接到現任巡撫英桂的檄令後,禹州城率先行動起來。當然這時候不行動起來也找不到其他更好的辦法,更重要的是這種製度環境可以讓那些地方上的臉麵人物撈到實在好處,以鞏固他們在地方上的勢力。因為太平軍的騎兵曾經一度抵達禹州城下,形成圍城之勢。禹州城的守城負責人沒廢多少周折,就在最短的時間裏於各裏甲建起了聯莊會。
在這件事上,官府與民間力量為了各自的利益達成了短暫的共識。為什麼說是短暫的共識,因為在官府、民間力量和太平軍三方力量處於利益博弈狀態時,這種利益驅使下形成的共識是存在的;可是當其中一方的利益傷害值逐步縮小,他就有可能不再去冒險,甚至撤離利益博弈的困局,那麼以利益為紐帶的共識也就自然消解。
這時候禹州城內的三方博弈還處於膠著狀態,可偏偏節外又橫生枝節。禹州城轄區內有一處叫紫金裏的地方,當地有個窮人跟一個富人因為某件事發生了激烈的爭執,甚至鬧到要告官的程度。在告官之前,雙方就找到了紫金裏的聯莊會首領來主持公道,不出意料的是接到申述的聯莊會首領早就被富人花錢買通了。收到好處的首領完全棄公平公正於不顧,在仲裁時明目張膽地偏袒富人。
聯莊會首領本身就是地方大戶,屬於地方上的富人群體。所以在某種程度上說,他這麼做也是基於自身利益的考慮,人以群分,其實分離的界限往往就是現實利益的界限。另外作為地方大戶,他們與那些窮老百姓之間又存在著一種天然的隔閡。事情發生之後,地方上下輿論嘩然。這個消息很快就傳到了紫金裏一個叫做劉化鎮的人耳朵裏。此人是個有俠義心腸,愛打抱不平的人。他在聽到這個消息後,主動出麵替這個被欺負的窮人說話,當眾指責聯莊會首領這麼做太不地道,有點欺負窮人的意思。

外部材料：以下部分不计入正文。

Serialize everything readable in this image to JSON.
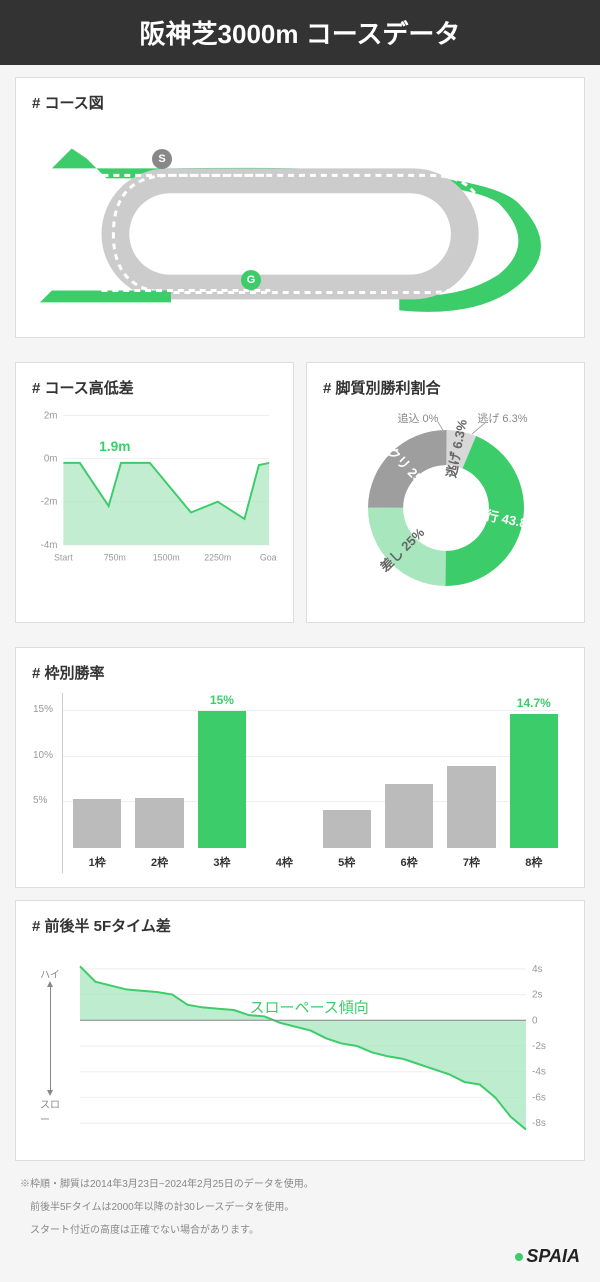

這個劉化鎮並不是普通的鄉民,他是一個開過雜貨鋪的小商人,也有人說他開的是鐵匠鋪。這種人在民間社會雖然不能與那些財勢雙全的地方大戶相提並論,但也算是鄉民中的能人,在民間社會裏擁有一定的話語權。通過這件事,我們也可以看出劉化鎮是個為人仗義,急人所難,有意於承擔社會公共責任的人。其實在底層權力結構中,這種民間能人往往能夠占據一席之地。地方官府當初要求組建聯莊會時,像劉化鎮這種人也應該是積極分額中一員,甚至還考慮過謀取個首領位置。
劉化鎮這樣的鄉間能人,與老實巴交的鄉民有著很大的區別。他們的生存根基並不是完全紮根於土地,他們往往有個一技之長或者腦子比較活泛,會做點小本生意。如果說底層社會的大部分人賺取的是活命之資,那麼鄉間能人走的就是富裕之路。他們的生存收益介於大戶與普通鄉民之間,比大戶底子薄一些,比普通鄉民底子厚一些。可是在注重門閥資曆的鄉土宗法社會裏,像劉化鎮這樣的社會能人的社會地位和他的經濟地位一樣,始終不上不下,上不得是因為自己的經濟實力不夠,下不得是因為自己的確還有一些實力。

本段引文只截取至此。